That's the title of this article by Constance Bagley, Joshua Mitts, and Richard Tinsley. The article deals with concerns about last year's Caronia decision, where the Second Circuit ditched the misdemeanor conviction of a drug company
prescription drug representative, saying that his promotion of one of
the company's products was protected by the First Amendment. (Go here for more info on Caronia.) Here's the abstract:
The
Second Circuit's December 2012 decision in United States v.

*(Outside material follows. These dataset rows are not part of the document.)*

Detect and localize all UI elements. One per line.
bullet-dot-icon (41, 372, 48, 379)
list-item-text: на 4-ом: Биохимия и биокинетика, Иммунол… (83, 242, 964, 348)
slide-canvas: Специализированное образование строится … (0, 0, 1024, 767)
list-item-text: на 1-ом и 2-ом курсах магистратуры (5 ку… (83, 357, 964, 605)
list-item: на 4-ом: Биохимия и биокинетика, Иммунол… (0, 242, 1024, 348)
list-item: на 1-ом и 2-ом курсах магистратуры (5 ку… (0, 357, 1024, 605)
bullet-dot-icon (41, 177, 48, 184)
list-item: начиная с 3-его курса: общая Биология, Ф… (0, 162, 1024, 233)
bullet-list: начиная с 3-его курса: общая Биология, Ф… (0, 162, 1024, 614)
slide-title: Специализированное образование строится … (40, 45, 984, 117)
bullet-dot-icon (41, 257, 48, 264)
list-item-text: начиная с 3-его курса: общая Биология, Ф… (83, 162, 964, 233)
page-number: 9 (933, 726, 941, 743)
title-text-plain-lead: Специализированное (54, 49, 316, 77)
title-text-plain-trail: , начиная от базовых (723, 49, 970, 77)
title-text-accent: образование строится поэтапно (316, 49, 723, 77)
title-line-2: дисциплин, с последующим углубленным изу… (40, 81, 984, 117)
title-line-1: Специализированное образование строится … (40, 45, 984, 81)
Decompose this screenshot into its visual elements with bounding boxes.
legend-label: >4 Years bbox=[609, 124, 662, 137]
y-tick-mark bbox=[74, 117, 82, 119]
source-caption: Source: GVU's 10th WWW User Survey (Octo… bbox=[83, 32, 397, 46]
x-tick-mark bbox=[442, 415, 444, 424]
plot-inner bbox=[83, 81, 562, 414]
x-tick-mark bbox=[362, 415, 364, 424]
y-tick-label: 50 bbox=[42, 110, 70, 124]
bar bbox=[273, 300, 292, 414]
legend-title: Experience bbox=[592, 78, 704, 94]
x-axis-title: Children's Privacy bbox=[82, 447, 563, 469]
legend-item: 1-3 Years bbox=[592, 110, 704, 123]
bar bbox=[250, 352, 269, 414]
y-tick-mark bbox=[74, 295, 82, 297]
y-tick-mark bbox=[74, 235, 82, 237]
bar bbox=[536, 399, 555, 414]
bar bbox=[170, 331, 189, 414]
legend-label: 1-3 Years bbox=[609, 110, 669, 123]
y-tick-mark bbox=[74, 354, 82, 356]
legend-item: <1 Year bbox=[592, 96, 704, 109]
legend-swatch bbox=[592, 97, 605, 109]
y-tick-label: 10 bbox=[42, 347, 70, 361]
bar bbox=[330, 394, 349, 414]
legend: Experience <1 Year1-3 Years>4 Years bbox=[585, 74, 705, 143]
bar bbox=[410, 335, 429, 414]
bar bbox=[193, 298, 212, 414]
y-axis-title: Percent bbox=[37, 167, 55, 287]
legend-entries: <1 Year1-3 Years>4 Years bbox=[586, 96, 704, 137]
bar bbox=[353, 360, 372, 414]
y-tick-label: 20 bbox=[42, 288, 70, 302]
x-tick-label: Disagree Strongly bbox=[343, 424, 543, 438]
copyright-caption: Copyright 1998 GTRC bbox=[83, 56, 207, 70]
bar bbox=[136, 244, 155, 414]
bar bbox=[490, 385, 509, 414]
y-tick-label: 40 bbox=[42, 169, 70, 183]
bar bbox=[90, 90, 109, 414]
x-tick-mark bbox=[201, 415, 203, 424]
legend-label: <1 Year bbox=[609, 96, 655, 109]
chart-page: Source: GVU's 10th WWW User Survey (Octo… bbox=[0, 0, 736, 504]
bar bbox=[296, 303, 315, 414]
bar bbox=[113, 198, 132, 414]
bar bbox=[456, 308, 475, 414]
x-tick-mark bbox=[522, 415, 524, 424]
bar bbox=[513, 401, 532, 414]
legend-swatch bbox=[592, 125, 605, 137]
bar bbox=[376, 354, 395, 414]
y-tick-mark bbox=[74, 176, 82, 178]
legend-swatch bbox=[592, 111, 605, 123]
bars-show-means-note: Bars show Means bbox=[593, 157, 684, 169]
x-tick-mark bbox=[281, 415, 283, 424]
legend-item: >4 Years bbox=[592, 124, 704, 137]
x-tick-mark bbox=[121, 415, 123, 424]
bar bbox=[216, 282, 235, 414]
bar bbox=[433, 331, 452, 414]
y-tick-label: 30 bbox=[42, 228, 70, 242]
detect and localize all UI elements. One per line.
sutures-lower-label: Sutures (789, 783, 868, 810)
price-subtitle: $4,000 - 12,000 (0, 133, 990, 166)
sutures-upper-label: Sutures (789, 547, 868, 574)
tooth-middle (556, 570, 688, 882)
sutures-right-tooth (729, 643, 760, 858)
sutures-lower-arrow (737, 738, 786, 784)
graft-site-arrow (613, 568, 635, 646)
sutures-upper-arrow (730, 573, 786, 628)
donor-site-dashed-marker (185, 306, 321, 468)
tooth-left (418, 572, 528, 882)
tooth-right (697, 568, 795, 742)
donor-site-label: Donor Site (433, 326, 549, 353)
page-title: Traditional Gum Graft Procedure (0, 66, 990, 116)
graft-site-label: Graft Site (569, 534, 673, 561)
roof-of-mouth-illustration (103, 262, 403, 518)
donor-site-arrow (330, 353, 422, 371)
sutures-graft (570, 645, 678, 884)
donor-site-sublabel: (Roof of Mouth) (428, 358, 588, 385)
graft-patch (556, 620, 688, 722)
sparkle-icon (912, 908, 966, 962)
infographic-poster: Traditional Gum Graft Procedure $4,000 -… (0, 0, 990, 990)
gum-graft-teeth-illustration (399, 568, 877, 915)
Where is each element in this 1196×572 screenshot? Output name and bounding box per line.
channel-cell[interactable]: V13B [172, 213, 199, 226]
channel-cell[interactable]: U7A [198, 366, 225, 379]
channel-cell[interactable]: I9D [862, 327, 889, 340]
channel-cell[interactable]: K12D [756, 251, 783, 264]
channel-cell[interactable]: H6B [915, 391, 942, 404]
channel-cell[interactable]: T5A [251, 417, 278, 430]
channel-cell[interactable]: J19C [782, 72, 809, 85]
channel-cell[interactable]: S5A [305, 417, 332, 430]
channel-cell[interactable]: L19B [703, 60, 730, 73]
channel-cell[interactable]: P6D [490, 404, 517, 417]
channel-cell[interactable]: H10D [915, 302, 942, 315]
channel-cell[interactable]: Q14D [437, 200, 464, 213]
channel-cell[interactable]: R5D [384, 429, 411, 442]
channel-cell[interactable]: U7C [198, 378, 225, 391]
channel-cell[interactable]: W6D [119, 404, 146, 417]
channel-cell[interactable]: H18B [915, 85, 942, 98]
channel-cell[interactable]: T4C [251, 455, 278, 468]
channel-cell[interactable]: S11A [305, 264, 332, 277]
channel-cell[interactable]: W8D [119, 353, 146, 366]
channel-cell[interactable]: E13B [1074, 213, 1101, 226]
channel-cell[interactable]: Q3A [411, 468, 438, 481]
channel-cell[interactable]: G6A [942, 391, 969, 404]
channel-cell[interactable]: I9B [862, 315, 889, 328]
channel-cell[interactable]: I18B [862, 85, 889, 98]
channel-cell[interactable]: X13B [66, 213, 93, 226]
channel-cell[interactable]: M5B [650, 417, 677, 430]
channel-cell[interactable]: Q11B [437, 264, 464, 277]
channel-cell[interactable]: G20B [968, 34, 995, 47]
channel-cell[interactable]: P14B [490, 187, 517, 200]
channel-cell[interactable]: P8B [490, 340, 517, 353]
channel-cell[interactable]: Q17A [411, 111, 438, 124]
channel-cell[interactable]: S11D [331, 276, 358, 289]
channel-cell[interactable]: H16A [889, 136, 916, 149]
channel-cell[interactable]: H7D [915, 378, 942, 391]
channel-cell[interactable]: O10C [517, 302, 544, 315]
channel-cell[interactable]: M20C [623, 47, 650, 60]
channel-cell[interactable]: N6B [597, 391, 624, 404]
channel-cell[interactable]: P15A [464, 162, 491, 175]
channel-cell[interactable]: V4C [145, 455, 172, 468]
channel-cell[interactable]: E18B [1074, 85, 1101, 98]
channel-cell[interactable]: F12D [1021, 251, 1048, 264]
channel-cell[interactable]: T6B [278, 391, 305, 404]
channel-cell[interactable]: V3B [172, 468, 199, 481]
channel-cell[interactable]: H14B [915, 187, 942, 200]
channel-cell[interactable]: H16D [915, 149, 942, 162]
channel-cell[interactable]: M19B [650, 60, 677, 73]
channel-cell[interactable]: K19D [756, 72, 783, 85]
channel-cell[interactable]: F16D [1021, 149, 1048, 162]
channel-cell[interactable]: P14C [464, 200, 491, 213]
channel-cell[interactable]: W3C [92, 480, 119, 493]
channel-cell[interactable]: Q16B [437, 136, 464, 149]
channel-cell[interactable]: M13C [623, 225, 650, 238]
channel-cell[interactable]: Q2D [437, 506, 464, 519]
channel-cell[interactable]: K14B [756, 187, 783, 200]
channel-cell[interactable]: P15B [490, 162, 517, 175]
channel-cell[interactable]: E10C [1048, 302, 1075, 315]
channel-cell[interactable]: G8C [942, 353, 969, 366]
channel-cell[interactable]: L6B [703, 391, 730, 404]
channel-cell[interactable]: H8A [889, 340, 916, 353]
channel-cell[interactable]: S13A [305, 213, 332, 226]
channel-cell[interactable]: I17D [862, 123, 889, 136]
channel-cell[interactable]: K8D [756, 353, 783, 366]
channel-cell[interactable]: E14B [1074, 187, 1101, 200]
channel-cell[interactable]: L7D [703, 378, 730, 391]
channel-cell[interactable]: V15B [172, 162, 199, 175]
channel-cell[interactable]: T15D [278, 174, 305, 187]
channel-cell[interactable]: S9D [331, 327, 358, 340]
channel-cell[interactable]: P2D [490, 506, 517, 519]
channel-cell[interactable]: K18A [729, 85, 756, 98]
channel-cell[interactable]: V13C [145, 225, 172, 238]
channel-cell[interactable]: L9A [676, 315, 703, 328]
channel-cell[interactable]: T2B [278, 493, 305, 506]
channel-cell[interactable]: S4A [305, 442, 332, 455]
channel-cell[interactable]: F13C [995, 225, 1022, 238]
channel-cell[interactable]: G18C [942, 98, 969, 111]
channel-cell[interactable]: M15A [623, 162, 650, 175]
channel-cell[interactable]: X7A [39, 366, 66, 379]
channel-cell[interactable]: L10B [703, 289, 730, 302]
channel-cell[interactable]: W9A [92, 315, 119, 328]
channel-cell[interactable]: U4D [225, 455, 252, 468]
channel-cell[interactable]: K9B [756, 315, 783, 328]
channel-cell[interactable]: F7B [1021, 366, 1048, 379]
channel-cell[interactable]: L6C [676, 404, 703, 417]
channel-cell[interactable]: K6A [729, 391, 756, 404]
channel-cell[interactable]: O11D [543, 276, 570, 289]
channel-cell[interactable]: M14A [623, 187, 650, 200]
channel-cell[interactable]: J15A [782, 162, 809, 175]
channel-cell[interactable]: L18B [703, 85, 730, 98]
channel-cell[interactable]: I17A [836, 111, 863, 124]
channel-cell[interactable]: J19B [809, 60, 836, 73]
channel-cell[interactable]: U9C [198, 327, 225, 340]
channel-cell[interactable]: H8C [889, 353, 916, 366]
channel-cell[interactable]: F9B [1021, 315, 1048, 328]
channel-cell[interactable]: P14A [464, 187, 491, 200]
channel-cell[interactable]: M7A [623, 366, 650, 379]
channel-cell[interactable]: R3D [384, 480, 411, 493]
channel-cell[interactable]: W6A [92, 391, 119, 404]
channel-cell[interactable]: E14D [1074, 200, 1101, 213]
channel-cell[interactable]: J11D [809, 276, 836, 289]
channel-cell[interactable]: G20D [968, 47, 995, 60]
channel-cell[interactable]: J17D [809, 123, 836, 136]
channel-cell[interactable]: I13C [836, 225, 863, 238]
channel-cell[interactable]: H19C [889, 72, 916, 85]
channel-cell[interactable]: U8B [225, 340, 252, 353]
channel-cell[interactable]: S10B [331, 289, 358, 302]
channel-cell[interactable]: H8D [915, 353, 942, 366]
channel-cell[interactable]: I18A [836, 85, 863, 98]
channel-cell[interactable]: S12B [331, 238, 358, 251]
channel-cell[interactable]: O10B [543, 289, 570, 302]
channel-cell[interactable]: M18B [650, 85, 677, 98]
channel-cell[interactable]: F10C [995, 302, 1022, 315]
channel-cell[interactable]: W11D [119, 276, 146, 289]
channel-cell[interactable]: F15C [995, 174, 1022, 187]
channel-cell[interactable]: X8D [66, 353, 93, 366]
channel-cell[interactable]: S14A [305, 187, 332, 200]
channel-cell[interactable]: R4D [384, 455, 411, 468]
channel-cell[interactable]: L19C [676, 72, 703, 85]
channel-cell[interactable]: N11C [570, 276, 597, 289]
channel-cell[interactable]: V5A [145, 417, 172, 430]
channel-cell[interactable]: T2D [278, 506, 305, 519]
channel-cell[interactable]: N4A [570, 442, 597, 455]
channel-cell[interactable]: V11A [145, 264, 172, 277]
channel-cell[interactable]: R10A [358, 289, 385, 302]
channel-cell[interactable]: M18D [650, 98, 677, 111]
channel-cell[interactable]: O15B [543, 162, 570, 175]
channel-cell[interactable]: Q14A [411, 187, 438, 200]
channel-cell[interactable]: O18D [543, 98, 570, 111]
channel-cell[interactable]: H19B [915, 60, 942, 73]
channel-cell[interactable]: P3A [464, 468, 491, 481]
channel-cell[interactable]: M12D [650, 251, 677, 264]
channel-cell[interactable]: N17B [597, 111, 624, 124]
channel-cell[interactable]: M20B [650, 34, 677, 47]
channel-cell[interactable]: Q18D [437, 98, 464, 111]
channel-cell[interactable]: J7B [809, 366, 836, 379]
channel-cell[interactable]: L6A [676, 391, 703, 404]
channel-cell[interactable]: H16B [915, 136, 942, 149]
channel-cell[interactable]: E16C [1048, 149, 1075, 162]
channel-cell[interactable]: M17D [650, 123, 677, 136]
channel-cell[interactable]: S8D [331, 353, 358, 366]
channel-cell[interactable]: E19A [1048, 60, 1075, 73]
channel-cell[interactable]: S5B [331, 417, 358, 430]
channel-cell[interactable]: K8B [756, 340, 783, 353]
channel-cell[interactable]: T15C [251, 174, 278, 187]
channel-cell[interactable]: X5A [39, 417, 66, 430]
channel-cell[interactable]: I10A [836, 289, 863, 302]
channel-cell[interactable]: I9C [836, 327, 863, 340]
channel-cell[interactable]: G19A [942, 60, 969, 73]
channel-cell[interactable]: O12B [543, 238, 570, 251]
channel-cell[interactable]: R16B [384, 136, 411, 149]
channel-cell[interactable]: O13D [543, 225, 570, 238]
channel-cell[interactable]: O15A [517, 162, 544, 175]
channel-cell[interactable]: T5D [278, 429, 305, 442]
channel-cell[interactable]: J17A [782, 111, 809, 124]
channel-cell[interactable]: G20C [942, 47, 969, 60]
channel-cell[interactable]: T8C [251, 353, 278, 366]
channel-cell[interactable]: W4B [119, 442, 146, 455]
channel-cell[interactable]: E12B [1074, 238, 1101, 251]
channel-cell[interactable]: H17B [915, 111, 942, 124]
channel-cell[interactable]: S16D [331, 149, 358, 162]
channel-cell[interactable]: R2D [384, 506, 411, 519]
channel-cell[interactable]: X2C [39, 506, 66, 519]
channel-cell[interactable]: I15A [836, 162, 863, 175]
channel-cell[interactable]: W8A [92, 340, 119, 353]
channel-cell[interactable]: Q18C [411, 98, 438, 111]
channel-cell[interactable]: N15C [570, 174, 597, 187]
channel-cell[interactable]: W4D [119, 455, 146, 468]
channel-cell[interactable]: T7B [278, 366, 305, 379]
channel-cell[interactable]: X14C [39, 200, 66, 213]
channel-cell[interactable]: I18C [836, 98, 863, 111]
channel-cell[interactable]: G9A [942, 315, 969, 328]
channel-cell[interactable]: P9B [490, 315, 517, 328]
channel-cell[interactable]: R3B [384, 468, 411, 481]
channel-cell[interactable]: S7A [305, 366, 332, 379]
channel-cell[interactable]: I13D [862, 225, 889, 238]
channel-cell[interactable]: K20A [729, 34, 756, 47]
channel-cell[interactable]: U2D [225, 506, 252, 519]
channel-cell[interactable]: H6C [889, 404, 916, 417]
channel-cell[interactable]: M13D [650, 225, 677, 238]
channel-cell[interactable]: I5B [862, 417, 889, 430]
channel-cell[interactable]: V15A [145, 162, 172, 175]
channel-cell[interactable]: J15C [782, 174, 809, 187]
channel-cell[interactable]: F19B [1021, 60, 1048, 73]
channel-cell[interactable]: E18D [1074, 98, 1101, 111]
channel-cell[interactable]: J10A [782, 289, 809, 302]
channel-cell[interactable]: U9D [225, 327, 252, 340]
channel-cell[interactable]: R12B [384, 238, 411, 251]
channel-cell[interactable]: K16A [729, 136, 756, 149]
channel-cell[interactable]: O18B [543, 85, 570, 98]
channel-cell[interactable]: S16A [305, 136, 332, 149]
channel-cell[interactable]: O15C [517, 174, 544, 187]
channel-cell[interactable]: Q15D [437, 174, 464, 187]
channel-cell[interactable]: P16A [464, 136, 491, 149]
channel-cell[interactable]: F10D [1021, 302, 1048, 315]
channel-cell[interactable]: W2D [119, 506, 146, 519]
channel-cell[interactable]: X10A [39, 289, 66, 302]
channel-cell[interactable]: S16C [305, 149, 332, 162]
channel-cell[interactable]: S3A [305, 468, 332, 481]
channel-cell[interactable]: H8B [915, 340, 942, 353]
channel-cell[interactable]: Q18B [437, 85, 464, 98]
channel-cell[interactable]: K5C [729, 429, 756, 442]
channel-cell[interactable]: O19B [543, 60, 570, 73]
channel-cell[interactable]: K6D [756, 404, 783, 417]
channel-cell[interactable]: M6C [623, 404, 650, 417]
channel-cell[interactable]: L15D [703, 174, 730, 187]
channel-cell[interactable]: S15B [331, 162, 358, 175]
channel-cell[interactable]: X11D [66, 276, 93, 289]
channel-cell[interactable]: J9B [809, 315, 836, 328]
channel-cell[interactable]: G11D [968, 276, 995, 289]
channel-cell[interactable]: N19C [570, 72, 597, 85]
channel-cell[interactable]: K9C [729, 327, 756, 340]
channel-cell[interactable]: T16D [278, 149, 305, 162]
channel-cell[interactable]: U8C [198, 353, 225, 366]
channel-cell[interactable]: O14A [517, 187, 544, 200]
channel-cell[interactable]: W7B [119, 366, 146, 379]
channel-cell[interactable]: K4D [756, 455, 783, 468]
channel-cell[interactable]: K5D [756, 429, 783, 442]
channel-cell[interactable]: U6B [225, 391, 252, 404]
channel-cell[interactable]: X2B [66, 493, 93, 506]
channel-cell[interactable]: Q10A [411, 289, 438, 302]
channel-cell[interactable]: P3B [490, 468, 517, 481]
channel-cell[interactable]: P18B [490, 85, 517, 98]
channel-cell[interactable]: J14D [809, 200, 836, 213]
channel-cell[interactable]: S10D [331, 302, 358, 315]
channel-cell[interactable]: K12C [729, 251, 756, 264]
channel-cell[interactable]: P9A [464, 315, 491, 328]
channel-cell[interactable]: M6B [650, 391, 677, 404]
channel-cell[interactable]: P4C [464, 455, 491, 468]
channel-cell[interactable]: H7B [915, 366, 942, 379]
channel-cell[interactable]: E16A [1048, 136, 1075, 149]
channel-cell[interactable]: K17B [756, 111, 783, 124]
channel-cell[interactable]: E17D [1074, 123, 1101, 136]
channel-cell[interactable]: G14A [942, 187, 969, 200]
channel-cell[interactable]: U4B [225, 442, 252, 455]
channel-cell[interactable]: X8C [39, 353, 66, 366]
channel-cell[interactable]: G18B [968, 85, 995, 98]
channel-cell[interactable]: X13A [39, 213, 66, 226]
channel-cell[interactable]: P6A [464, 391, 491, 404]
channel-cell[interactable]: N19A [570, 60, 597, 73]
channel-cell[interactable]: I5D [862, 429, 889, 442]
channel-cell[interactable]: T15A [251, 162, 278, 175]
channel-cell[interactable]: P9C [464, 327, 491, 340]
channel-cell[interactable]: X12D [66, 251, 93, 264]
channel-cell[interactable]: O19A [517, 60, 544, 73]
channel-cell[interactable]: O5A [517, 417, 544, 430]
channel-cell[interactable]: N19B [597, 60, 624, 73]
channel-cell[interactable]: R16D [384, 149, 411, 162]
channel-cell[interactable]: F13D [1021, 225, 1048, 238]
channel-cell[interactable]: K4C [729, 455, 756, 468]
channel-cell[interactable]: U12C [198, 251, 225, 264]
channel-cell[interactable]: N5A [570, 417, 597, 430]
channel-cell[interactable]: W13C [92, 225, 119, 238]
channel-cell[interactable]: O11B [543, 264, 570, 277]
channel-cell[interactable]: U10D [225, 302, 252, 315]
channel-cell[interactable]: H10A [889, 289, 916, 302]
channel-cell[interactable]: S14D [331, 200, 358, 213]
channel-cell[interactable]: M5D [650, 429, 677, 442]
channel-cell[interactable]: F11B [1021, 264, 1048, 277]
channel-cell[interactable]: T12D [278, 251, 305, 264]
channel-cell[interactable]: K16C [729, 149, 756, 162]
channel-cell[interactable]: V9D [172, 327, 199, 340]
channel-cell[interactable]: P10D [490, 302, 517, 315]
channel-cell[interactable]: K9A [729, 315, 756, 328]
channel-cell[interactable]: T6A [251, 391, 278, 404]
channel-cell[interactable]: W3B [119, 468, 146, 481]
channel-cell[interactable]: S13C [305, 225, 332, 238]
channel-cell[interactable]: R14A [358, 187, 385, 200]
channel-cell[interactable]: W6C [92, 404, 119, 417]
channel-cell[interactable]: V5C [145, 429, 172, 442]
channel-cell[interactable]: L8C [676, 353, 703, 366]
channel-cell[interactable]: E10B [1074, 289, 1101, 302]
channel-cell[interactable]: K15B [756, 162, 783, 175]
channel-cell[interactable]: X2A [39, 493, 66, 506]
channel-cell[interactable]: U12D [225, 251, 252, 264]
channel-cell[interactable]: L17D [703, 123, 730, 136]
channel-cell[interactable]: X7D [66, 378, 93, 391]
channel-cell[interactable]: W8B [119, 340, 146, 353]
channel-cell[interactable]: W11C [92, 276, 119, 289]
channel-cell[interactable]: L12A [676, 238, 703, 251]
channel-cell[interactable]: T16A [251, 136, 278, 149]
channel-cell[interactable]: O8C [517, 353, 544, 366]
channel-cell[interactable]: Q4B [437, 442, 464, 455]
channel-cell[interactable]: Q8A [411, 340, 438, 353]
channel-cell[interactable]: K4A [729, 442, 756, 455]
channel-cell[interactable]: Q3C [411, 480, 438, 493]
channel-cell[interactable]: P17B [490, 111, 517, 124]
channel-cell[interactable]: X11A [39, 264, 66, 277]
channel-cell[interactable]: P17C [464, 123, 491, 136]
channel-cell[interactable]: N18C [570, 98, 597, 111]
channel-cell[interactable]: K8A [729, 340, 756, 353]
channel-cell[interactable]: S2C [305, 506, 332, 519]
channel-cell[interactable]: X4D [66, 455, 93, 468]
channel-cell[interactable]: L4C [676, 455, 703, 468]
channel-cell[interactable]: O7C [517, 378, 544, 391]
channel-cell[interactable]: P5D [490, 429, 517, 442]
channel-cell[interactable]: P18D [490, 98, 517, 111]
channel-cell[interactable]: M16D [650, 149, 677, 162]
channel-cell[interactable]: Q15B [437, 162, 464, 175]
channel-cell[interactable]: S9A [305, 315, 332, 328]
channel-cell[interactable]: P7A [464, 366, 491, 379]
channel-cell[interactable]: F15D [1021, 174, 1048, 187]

Caronia
striking down the prohibition on off-label marketing of pharmaceutical
drugs has profound implications for economic regulation in general,
calling into question the constitutionality of restrictions on the offer
and sale of securities under the Securities Act of 1933, the
solicitation of shareholder proxies and periodic reporting under the
Securities Exchange Act of 1934, mandatory labels on food, tobacco, and
pesticides, and a wide range of privacy protections. In this Article we
suggest that Caronia misconstrues the Court's holding in Sorrell v. IMS
Health, which was motivated by concerns of favoring one industry
participant over another rather than a desire to return to the
anti-regulator fervor of the Lochner era. Reexamining the theoretical
justification for limiting truthful commercial speech shows that a more
nuanced approach to regulating off-label marketing with the purpose of
promoting public health and safety would pass constitutional muster. We
argue that as long as the government has a rational basis for subjecting
a particular industry to limits on commercial speech intended to
further a legitimate public interest rather than unfounded paternalism
and does not discriminate against disfavored industry participants,
those limits should be subject to intermediate scrutiny under the
Central Hudson standard. Finally, we critique the FDA’s 2011 Draft
Guidance for Responding to Unsolicited Requests for Off-Label
Information and present a proposal for new rules for regulating the
off-label marketing of pharmaceutical drugs based on transparency, the
sophistication of the listener and the type of information offered, and
the requirement that the pharmaceutical company comply with ongoing
duties of training, monitoring, reporting, and auditing.